The dual listed company (DLC) structure, with Mondi Limited registered in South Africa and listed on the JSE Limited (JSE) and Mondi plc registered in England and listed on the London Stock Exchange (LSE), means we are cognisant of the governance, accounting, legislative and regulatory requirements of both South Africa and the UK. This presents a challenge for the Boards that we meet through having a clear annual board programme and open dialogue with executive management. We take note of the guidance issued by regulatory and governance bodies and ensure that we tailor implementation to our Group and what we believe is right for us, taking into account not just our operational requirements but also the environment in which we operate and the impact on all our stakeholders.
A strong social and ethical value system is a key cornerstone of the Group’s culture. Our operations touch many lives in many ways and your directors understand that instilling the correct values and ethics throughout Mondi starts at the top with the Boards. Visiting sites and meeting as many employees as possible gives us the opportunity to see and hear for ourselves how our culture helps us meet the challenges we face as a business. We had the opportunity to visit two sites this year – Mondi Gronau in Germany in June and Mondi Inncoat also in Germany in August and, in addition, we visited the corporate centres in South Africa and the UK.
With the volume of regulation and governance it is easy to spend a disproportionate amount of time reviewing and overseeing these matters. While we recognise their importance it is critical that we ensure appropriate controls are in place, that we are on the right strategic path and that we keep shareholder value to the fore. In the latter part of 2012 the Boards approved the acquisition of Nordenia as a major step in the development of the growing consumer packaging segment. During 2013 the Boards have monitored the integration of the former Nordenia into Mondi’s Consumer Packaging business, including our visit to the key site in Gronau. A full day spent focusing on the Group’s strategy in November retested the areas of focus and growth.

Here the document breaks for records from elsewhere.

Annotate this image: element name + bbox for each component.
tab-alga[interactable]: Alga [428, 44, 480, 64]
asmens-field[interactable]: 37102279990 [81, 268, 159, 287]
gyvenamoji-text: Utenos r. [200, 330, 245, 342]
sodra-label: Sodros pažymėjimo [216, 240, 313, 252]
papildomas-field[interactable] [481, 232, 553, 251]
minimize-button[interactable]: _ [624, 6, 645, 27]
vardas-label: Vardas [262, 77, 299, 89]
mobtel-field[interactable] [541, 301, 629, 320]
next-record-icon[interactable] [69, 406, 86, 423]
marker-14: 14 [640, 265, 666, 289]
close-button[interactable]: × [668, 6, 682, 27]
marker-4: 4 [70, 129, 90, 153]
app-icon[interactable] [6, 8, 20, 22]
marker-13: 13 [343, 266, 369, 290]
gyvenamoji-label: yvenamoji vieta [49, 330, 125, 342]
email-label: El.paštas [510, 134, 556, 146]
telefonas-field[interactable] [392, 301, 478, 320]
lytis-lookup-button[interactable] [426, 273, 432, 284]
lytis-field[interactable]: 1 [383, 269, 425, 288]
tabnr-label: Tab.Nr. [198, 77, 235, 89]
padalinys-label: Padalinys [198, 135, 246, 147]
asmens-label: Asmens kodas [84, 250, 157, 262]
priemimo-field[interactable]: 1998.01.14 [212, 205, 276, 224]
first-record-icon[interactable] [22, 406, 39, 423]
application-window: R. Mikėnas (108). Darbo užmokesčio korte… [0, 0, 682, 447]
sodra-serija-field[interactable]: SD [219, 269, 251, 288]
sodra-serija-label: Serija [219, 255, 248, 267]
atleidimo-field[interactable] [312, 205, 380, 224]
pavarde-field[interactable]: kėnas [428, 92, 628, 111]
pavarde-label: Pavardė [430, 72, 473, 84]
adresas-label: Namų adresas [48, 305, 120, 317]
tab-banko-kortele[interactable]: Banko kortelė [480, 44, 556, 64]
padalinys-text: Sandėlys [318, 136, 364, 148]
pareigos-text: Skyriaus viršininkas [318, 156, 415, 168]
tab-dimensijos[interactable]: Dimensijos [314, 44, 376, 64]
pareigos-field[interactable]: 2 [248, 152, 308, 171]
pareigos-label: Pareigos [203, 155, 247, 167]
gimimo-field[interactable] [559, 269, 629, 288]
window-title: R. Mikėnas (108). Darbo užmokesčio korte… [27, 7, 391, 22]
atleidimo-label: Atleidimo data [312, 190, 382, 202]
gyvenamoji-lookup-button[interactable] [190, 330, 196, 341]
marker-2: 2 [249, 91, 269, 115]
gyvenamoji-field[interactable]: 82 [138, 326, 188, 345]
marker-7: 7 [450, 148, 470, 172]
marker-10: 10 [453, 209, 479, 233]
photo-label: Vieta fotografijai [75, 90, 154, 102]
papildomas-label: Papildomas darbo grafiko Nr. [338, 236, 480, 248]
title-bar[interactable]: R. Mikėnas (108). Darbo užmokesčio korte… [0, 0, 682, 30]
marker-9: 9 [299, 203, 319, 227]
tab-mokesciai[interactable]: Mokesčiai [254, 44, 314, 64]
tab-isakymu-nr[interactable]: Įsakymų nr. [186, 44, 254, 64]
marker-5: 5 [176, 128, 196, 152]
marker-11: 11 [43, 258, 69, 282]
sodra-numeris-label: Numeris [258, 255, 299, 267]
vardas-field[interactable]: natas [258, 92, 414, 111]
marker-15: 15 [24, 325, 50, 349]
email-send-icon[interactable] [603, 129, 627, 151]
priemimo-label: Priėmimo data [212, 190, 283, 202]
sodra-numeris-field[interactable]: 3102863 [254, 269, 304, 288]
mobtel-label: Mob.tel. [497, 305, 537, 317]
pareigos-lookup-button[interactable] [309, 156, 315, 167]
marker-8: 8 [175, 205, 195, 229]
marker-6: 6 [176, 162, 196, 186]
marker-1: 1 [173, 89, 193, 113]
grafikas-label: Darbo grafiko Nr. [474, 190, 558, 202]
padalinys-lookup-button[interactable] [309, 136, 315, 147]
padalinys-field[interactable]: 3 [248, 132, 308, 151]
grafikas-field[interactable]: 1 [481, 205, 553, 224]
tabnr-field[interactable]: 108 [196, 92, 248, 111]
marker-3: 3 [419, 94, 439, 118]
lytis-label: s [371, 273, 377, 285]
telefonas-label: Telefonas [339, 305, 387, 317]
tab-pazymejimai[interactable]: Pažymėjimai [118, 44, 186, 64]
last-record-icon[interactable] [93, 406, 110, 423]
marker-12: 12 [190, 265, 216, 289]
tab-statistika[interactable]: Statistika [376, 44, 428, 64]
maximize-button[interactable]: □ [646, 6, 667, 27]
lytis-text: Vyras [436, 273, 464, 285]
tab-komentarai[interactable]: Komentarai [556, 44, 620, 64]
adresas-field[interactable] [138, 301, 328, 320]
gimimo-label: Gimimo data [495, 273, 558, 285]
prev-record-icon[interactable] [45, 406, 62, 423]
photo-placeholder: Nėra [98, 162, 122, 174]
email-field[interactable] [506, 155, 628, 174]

We are fortunate that we have directors with varied international experience who contribute their own perspectives and are happy to openly debate important issues with management. They have attended all meetings and are always well prepared. Meeting papers are distributed in a timely manner so, with the background reading done, the meetings are free to debate what is important.
We conduct an annual evaluation of the Boards, committees and directors. The review in 2013 was an independent external evaluation conducted by Independent Audit Limited. The outcome of the review is given in more detail below, although we are pleased to report that no material weaknesses were identified. There were some areas highlighted for consideration and these will be incorporated into our agendas as we move forward.
We continue to believe that providing the shareholders with the opportunity each year to consider the re-election of each director is important, so each director will seek re-election at the 2014 annual general meetings.
We hope that the following report provides you with more meaningful insight into how we operate and the matters on which we have focused during the year.